Cette semaine, on passe en revue l’album electro psychédélique De Pelicula, de The Limiñanas et Laurent Garnier, sorti le 10 septembre sur le label Because.
Moteur, action ! Si le grand écran reste résolument noir, la musique, elle, plonge dans une atmosphère poisseuse, sombre, transpirante. On serait, selon The Limiñanas, tout près de la frontière espagnole, à une demi-heure de leur région, l’Occitanie. Là, deux mondes se confrontent : le glauque (prostitution, misère) et le beau, avec des paysages rappelant les vieux westerns «spaghettis». C’est dans ce décor de tous les possibles que se dessinent les amours contrariées d’un duo ardent, tout au début des années 80.
Saul, le héros, on le sait, va mal finir. «Il y a de la cruauté dans l’air !», annonce ainsi la première chanson, sans autre forme d’avertissement. Juliette, sa passion, travaille elle «dans une caravane des années 60». Elle est prostituée, et n’a pas 18 ans.
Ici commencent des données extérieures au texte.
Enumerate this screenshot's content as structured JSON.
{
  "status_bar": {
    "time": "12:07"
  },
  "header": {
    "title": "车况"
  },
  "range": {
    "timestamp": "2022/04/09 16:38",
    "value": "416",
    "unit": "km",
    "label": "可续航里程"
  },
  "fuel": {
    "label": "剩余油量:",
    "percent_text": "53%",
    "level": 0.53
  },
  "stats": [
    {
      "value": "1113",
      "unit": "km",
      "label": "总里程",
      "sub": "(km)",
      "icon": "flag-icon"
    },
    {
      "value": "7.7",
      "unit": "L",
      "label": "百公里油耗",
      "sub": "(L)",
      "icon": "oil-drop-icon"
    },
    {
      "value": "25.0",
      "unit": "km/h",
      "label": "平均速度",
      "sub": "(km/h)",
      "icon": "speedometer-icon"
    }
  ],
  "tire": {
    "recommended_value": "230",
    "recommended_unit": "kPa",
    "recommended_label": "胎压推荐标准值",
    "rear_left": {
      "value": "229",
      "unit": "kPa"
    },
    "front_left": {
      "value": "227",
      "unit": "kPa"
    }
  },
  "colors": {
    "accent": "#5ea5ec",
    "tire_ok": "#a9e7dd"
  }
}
D’emblée, d’autres couples mythiques du 7e art, tout aussi cabossés, paumés, voyous et aux mêmes élans romantiques exaltés refont surface : Laura Dern et Nicolas Cage (Sailor et Lula) ou encore Patricia Arquette et Christian Slater (True Romance).
De Pelicula (qui signifie «un film», mais aussi «ça roule» en espagnol) serait donc «la bande-son d’un scénario de film noir psychédélique», comme l’écrivent ses géniteurs. Un road trip qui se déroule pied au plancher et musique à fond la caisse. Sur le poste de radio, de la pop aérienne et du rock tout aussi planant tournent en boucle. Une ambiance à la fois rassurante et menaçante, qui renvoie au cinéma de Quentin Tarantino et de Sergio Leone, pour ne citer qu’eux.
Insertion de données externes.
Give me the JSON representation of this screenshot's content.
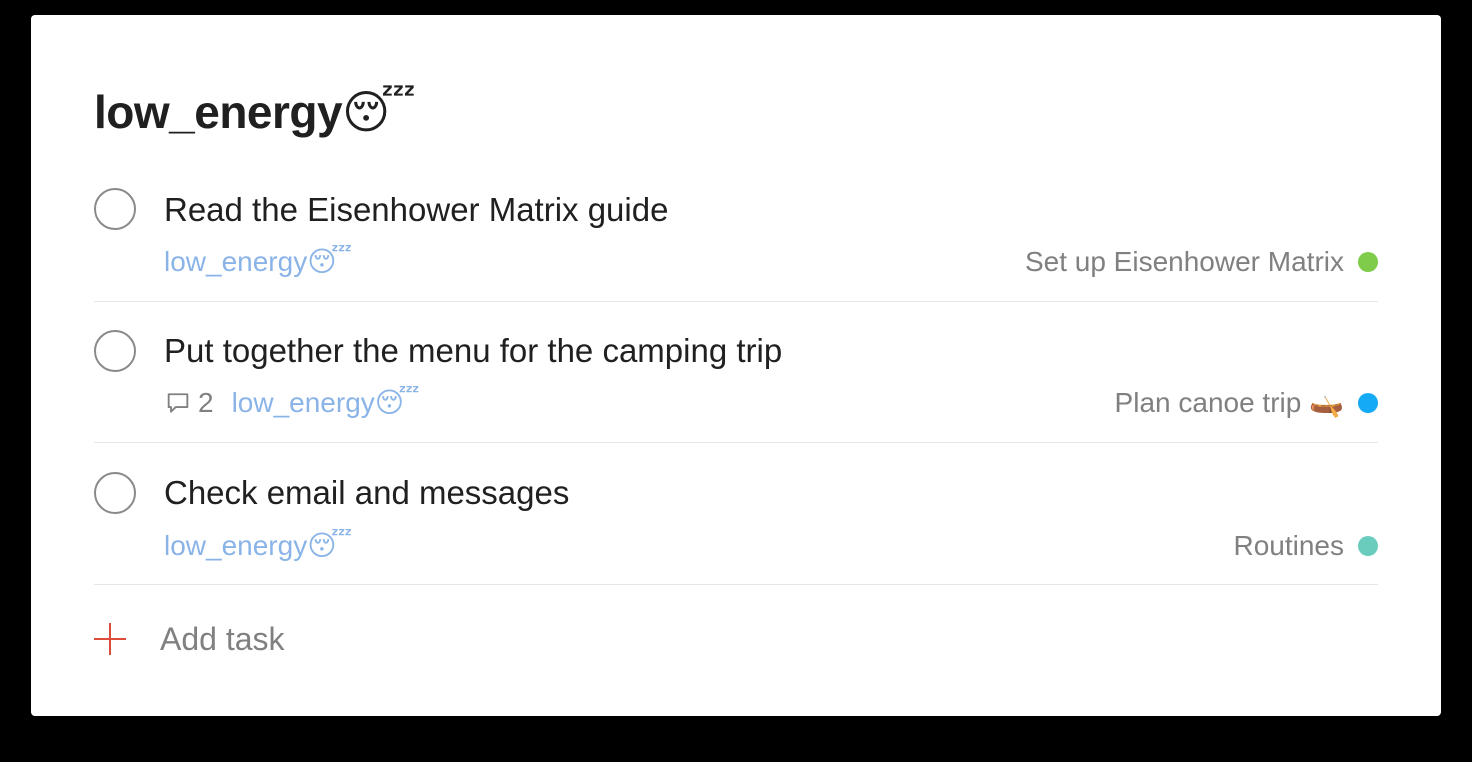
{
  "project": {
    "title": "low_energy",
    "title_emoji": "😴"
  },
  "tasks": [
    {
      "name": "Read the Eisenhower Matrix guide",
      "comment_count": "",
      "label": "low_energy",
      "label_emoji": "😴",
      "project": "Set up Eisenhower Matrix",
      "project_emoji": "",
      "project_color": "#7ecc49"
    },
    {
      "name": "Put together the menu for the camping trip",
      "comment_count": "2",
      "label": "low_energy",
      "label_emoji": "😴",
      "project": "Plan canoe trip",
      "project_emoji": "🛶",
      "project_color": "#14aaf5"
    },
    {
      "name": "Check email and messages",
      "comment_count": "",
      "label": "low_energy",
      "label_emoji": "😴",
      "project": "Routines",
      "project_emoji": "",
      "project_color": "#6accbc"
    }
  ],
  "add_task": {
    "label": "Add task",
    "accent_color": "#dd4b39"
  }
}
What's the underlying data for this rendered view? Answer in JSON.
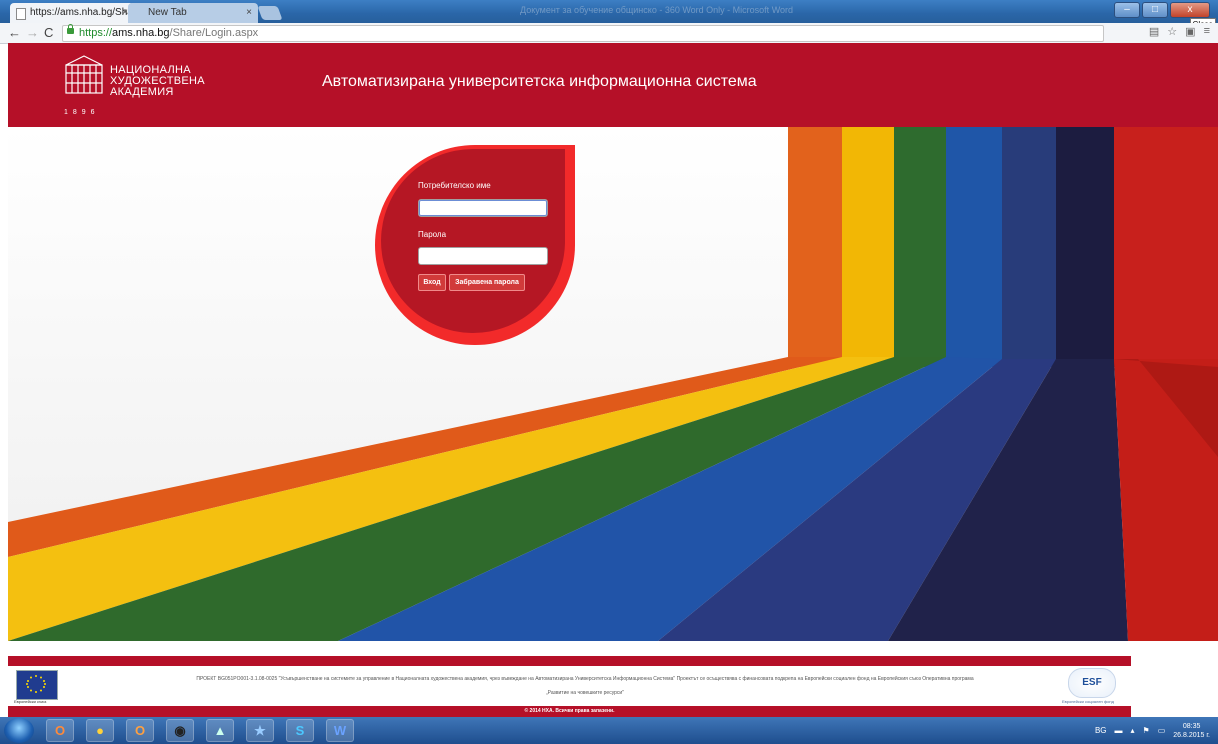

Depuis quelques années, The Limiñanas, porté par Lionel et Marie, tandem à la vie comme sur scène, impose son univers particulier, fait de transe, de guitares distordues et de bricolages sonores. Appréciant la compagnie, on les a vus s’acoquiner notamment avec l’actrice Emmanuelle Seigner et Anton Newcombe (leader des Brian Jonestown Massacre) pour un résultat enthousiasmant et tranchant comme une lame : L’Épée, collectif défendant sur disque (Diabolique, 2019) un rock abrasif et fiévreux, invoquant autant le Velvet Underground que Ronnie Bird.
Une «French Touch» qui, pour ce nouveau projet, s’est tournée vers l’un des représentants phares de ce courant musical : Laurent Garnier, qui reprend là du service avec délice. Car comme le suggère l’un des douze morceaux réunis sur De Pelicula, tout est ici question de boucles, de répétitions et de rythmiques entêtantes, familières pour le trio : la house de Detroit pour le DJ star de l’électronique; Can ou Neu !, chantres du krautrock, pour The Limiñanas. Un «gang soudé» comme ils le disent qui, pour ce disque voyageur, a cherché l’harmonie et la cohésion.
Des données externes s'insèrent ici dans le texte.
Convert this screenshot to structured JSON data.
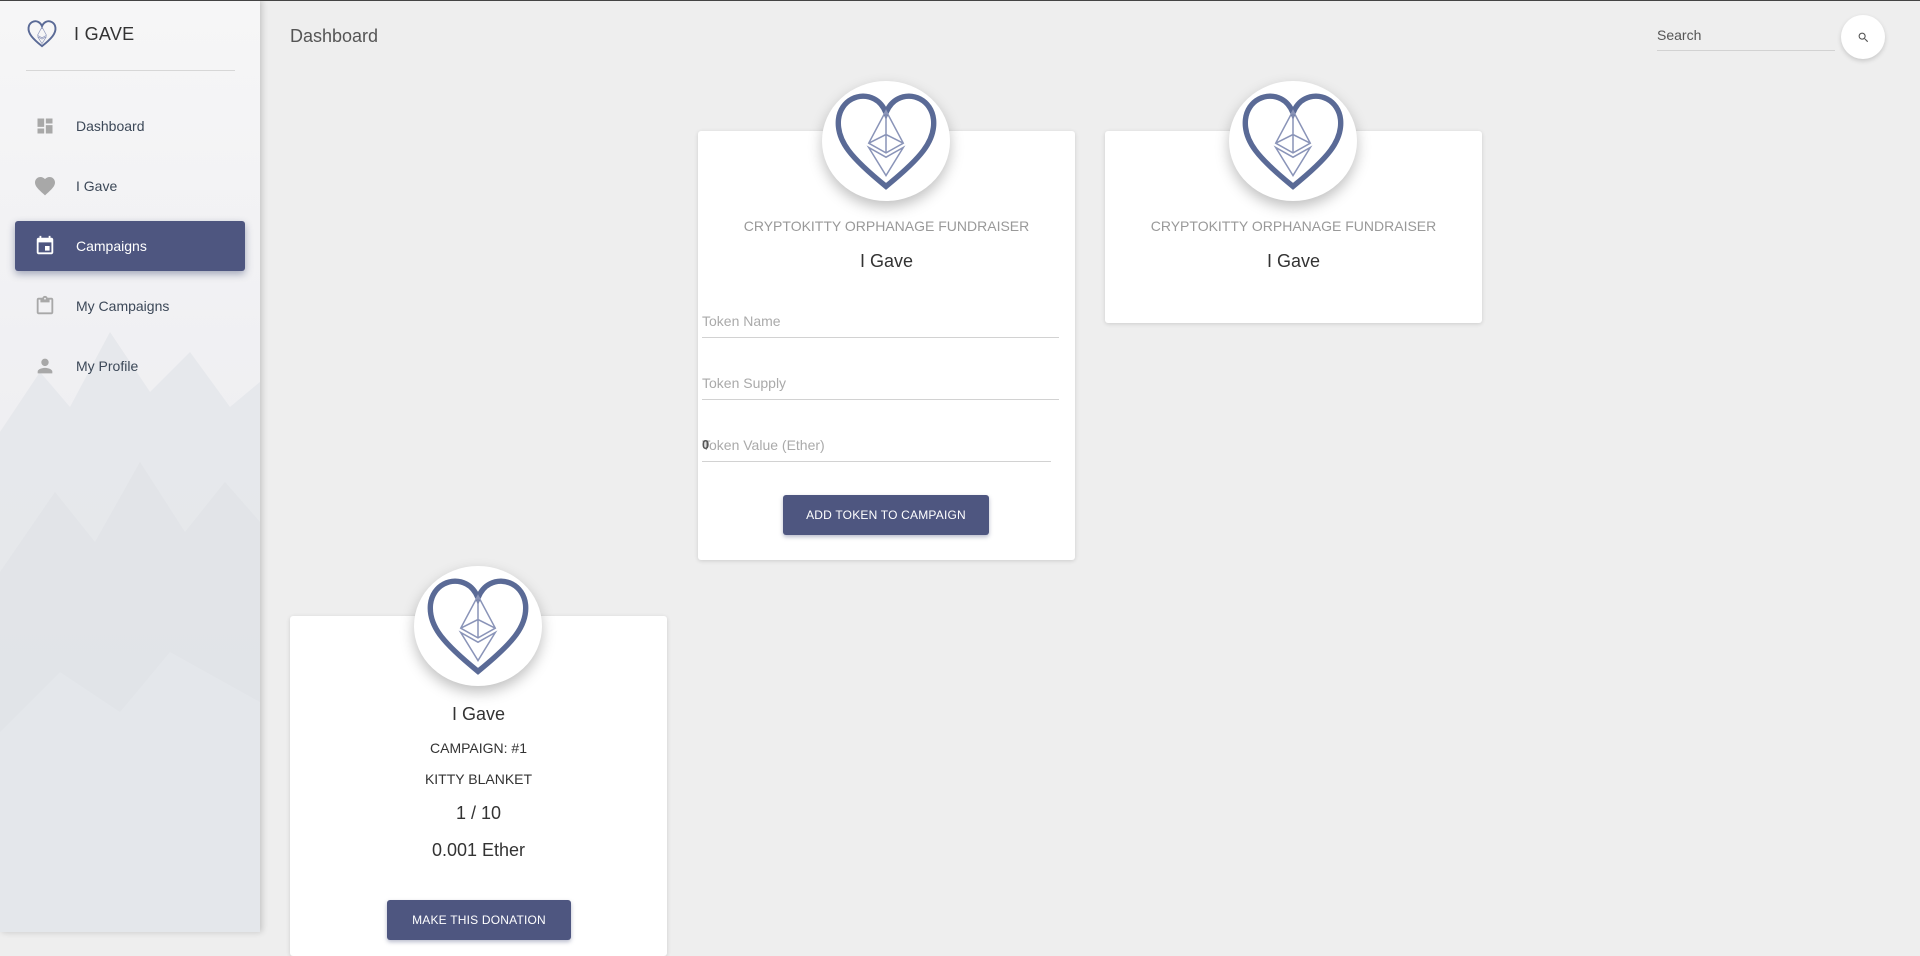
{
  "brand": {
    "title": "I GAVE",
    "logo_icon": "heart-ethereum-logo"
  },
  "sidebar": {
    "items": [
      {
        "label": "Dashboard",
        "icon": "dashboard-icon",
        "active": false
      },
      {
        "label": "I Gave",
        "icon": "heart-icon",
        "active": false
      },
      {
        "label": "Campaigns",
        "icon": "calendar-icon",
        "active": true
      },
      {
        "label": "My Campaigns",
        "icon": "clipboard-icon",
        "active": false
      },
      {
        "label": "My Profile",
        "icon": "person-icon",
        "active": false
      }
    ]
  },
  "header": {
    "title": "Dashboard",
    "search_placeholder": "Search",
    "search_icon": "search-icon"
  },
  "cards": {
    "campaign_form": {
      "category": "CRYPTOKITTY ORPHANAGE FUNDRAISER",
      "title": "I Gave",
      "token_name_placeholder": "Token Name",
      "token_supply_placeholder": "Token Supply",
      "token_value_placeholder": "Token Value (Ether)",
      "token_value_prefix": "0",
      "button_label": "ADD TOKEN TO CAMPAIGN"
    },
    "campaign_simple": {
      "category": "CRYPTOKITTY ORPHANAGE FUNDRAISER",
      "title": "I Gave"
    },
    "donation": {
      "title": "I Gave",
      "campaign": "CAMPAIGN: #1",
      "item": "KITTY BLANKET",
      "count": "1 / 10",
      "price": "0.001 Ether",
      "button_label": "MAKE THIS DONATION"
    }
  },
  "colors": {
    "accent": "#4e5680",
    "logo": "#5a6a96",
    "background": "#eeeeee"
  }
}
Ainsi, Laurent Garnier a évité les pièges des artifices binaires. Discrètement, il a amplifié le psychédélisme de ses deux partenaires de jeu, y apportant une touche dansante et de bonnes idées dans le mixage. Mieux, il donne de la voix – tout comme Lionel, Marie et deux autres invités (Bertrand Belin et Edi Pistolas) – parlant pour Saul ou le narrateur dans un «talk over» (texte parlé sur la musique) efficace. Une orientation qui, définitivement, lorgne le chef-d’œuvre conceptuel de Serge Gainsbourg, Histoire de Melody Nelson (1971). Une autre histoire d’amour à fleur de peau qui, comme le dit la rengaine, finit mal. En général.